The “cheap chic” innovator has long been a controversial figure in British business circles, most recently following the 2016 collapse of BHS, the high street chain that made him a billionaire.
He was criticised for allowing the chain to wither in the years after taking hundreds of millions of pounds in dividends out of the business; BHS’s subsequent demise cost 11,000 jobs and triggered a pensions crisis he ultimately paid £363 million to solve.
The new allegations immediately led to calls for Sir Philip to be stripped of his knighthood.
“He narrowly and luckily escaped losing his knighthood over the pensions scandal,” said Vincent Cable, leader of the Liberal Democrats and a former business secretary. “If these allegations are correct, he should certainly be stripped of his knighthood.”
Lord Hain said in the House of Lords that he had been contacted by “somebody intimately involved in the case”, which saw the Telegraph barred from reporting the allegations because the “powerful businessman” had used “non-disclosure agreements and substantial payments to conceal the truth about serious and repeated sexual harassment, racist abuse and bullying which is compulsively continuing”.
Sir Philip has spent close to £500,000 in legal fees in a bid to injunct the Telegraph, the newspaper reported. In an email to staff, Robert Winnett, the Telegraph’s deputy editor, said the paper was still “subject to an injunction”, meaning it will probably be unable to publish details of the allegations.
“[P]lease be careful not to go beyond reporting what Lord Hain has said in Parliament or what we are reporting in our paper/online,” read Winnett’s email.
The court of appeal had ruled that the “substantial payments” made as part of settlement deals had “compromised” the accounts of the five employees levelling charges against Sir Philip. The settlements also contained non-disclosure agreements (NDAs).
‘Power and money’
Jess Phillips, a Labour MP who has emerged as a leading critic of the use of NDAs to squelch harassment claims, welcomed Lord Hain’s decision to name the executive accused.

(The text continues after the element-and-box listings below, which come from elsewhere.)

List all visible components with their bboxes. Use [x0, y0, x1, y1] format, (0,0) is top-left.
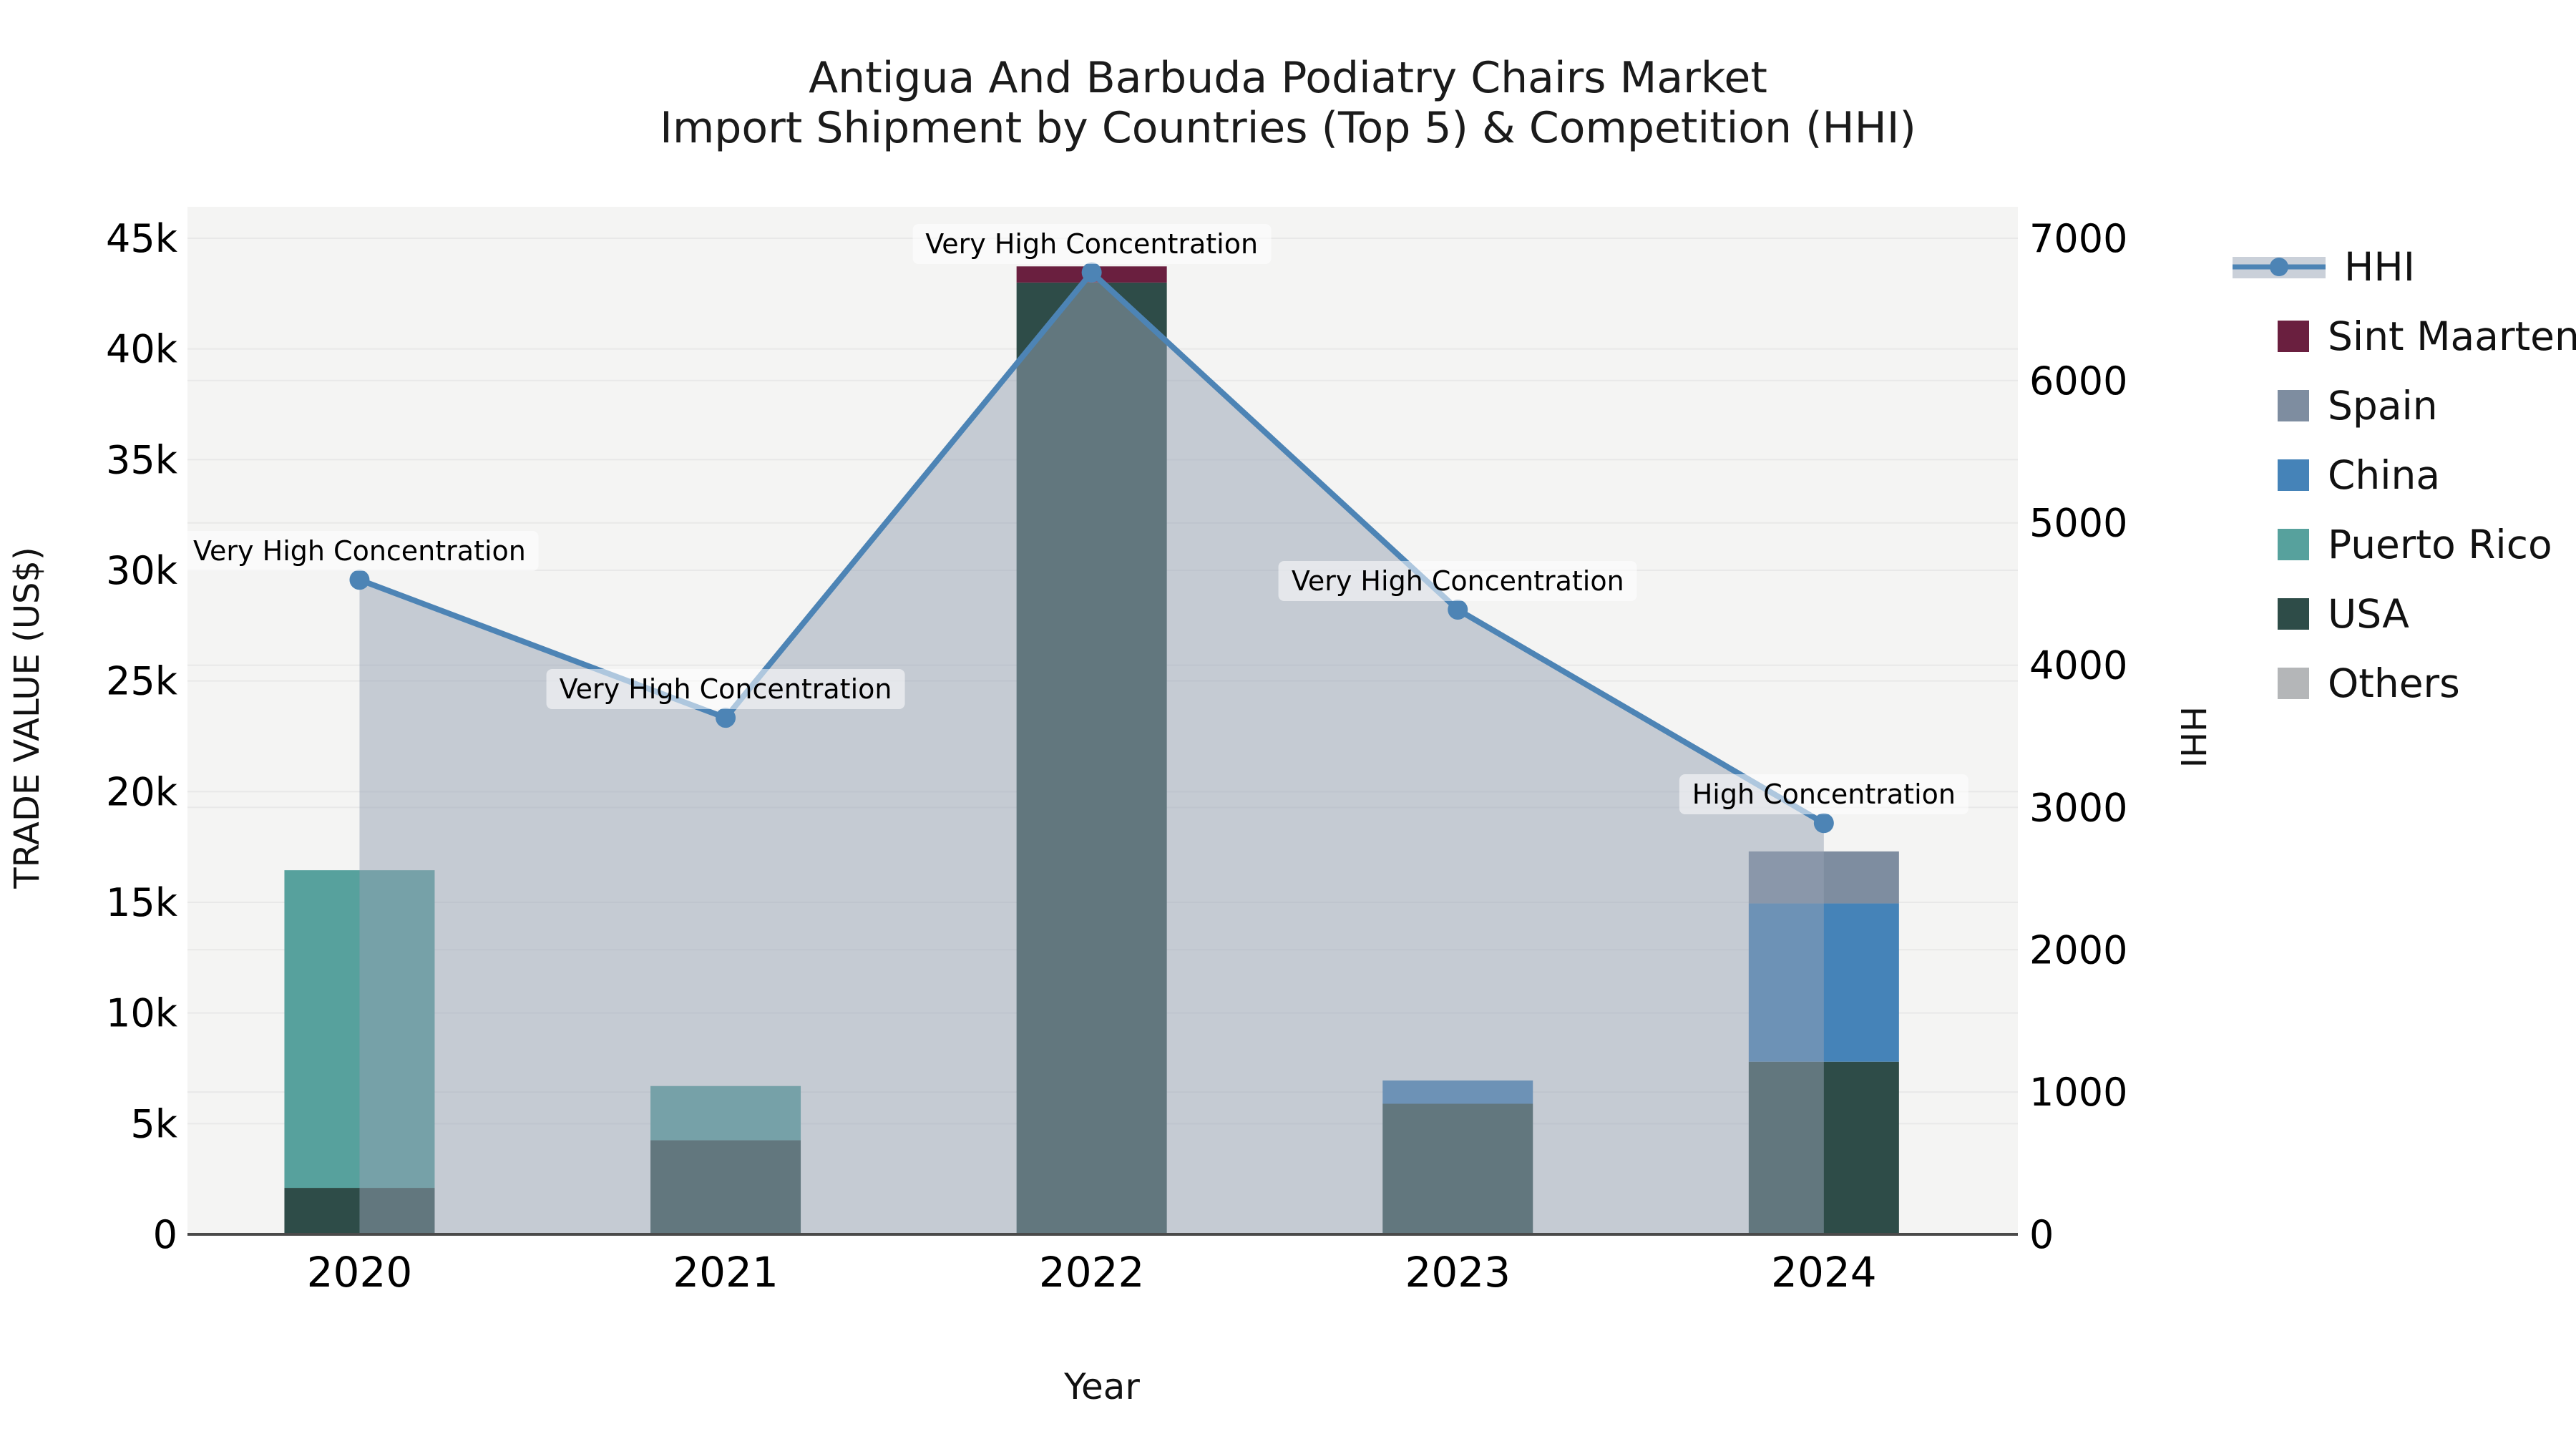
left-tick-label: 0	[153, 1212, 177, 1257]
legend-swatch-spain	[2278, 390, 2309, 421]
legend-label-sint-maarten: Sint Maarten	[2328, 313, 2576, 359]
hhi-point-2022[interactable]	[1081, 262, 1102, 283]
legend-label-hhi: HHI	[2344, 244, 2415, 290]
legend-item-hhi[interactable]: HHI	[2233, 243, 2415, 291]
chart-title-line1: Antigua And Barbuda Podiatry Chairs Mark…	[809, 53, 1767, 103]
left-tick-label: 30k	[106, 548, 178, 593]
left-tick-label: 15k	[106, 880, 178, 925]
right-tick-label: 0	[2029, 1212, 2054, 1257]
annotation-2021: Very High Concentration	[546, 669, 905, 710]
left-tick-label: 45k	[106, 216, 178, 261]
x-tick-label-2021: 2021	[673, 1248, 779, 1297]
annotation-2022: Very High Concentration	[912, 223, 1272, 264]
legend-swatch-others	[2278, 668, 2309, 699]
left-tick-label: 5k	[130, 1101, 177, 1146]
legend-swatch-puerto-rico	[2278, 529, 2309, 560]
left-tick-label: 20k	[106, 769, 178, 814]
legend-item-sint-maarten[interactable]: Sint Maarten	[2233, 312, 2576, 361]
right-tick-label: 4000	[2029, 643, 2127, 688]
legend-label-others: Others	[2328, 660, 2460, 706]
x-tick-label-2024: 2024	[1771, 1248, 1877, 1297]
left-tick-label: 35k	[106, 437, 178, 482]
legend-label-china: China	[2328, 452, 2441, 498]
legend-item-usa[interactable]: USA	[2233, 590, 2409, 638]
right-tick-label: 6000	[2029, 358, 2127, 404]
legend-swatch-china	[2278, 459, 2309, 491]
left-tick-label: 40k	[106, 327, 178, 372]
x-axis-title: Year	[1064, 1366, 1140, 1407]
annotation-2024: High Concentration	[1679, 774, 1968, 815]
chart-title-line2: Import Shipment by Countries (Top 5) & C…	[660, 103, 1916, 153]
hhi-point-2020[interactable]	[349, 570, 370, 590]
chart-title: Antigua And Barbuda Podiatry Chairs Mark…	[0, 53, 2576, 153]
annotation-2023: Very High Concentration	[1278, 561, 1637, 602]
right-tick-label: 2000	[2029, 927, 2127, 972]
right-tick-label: 1000	[2029, 1070, 2127, 1115]
legend-label-spain: Spain	[2328, 383, 2438, 429]
annotation-2020: Very High Concentration	[180, 531, 539, 572]
x-tick-label-2022: 2022	[1039, 1248, 1145, 1297]
legend-item-spain[interactable]: Spain	[2233, 381, 2438, 430]
hhi-point-2021[interactable]	[716, 708, 736, 728]
legend-label-puerto-rico: Puerto Rico	[2328, 522, 2552, 567]
x-tick-label-2020: 2020	[307, 1248, 413, 1297]
legend-item-china[interactable]: China	[2233, 451, 2440, 499]
hhi-legend-glyph	[2233, 257, 2326, 278]
left-axis-title: TRADE VALUE (US$)	[7, 547, 47, 889]
legend-item-puerto-rico[interactable]: Puerto Rico	[2233, 520, 2552, 569]
left-tick-label: 10k	[106, 991, 178, 1036]
legend-label-usa: USA	[2328, 591, 2409, 637]
legend-swatch-sint-maarten	[2278, 321, 2309, 352]
legend-swatch-usa	[2278, 598, 2309, 630]
x-tick-label-2023: 2023	[1405, 1248, 1511, 1297]
left-tick-label: 25k	[106, 659, 178, 704]
hhi-point-2023[interactable]	[1448, 600, 1468, 620]
legend-item-others[interactable]: Others	[2233, 659, 2460, 708]
right-axis-title: HHI	[2172, 706, 2212, 769]
right-tick-label: 3000	[2029, 785, 2127, 830]
right-tick-label: 5000	[2029, 501, 2127, 546]
hhi-point-2024[interactable]	[1813, 813, 1834, 834]
hhi-area-fill	[359, 272, 1824, 1234]
right-tick-label: 7000	[2029, 216, 2127, 261]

“It is no surprise to me that a man with such a terrible reputation in every regard also has a disregard for his employees,” said Ms Philips. “His power and his money bought him cover only for moments and I’m glad that riches are not a get out of jail free card.”
NDAs have been criticised for being used by the wealthy and powerful to silence victims of sexual harassment. On Wednesday, British prime minister Theresa May said it was “clear” that some employers were using them “unethically”.
Maria Miller, the Conservative MP who chairs the House of Commons women and equalities select committee, said: “Given the huge influence Philip Green wields in the world of business, it is surprising the court of appeal decided it wasn’t in the public interest to make public the string of payments that have been made.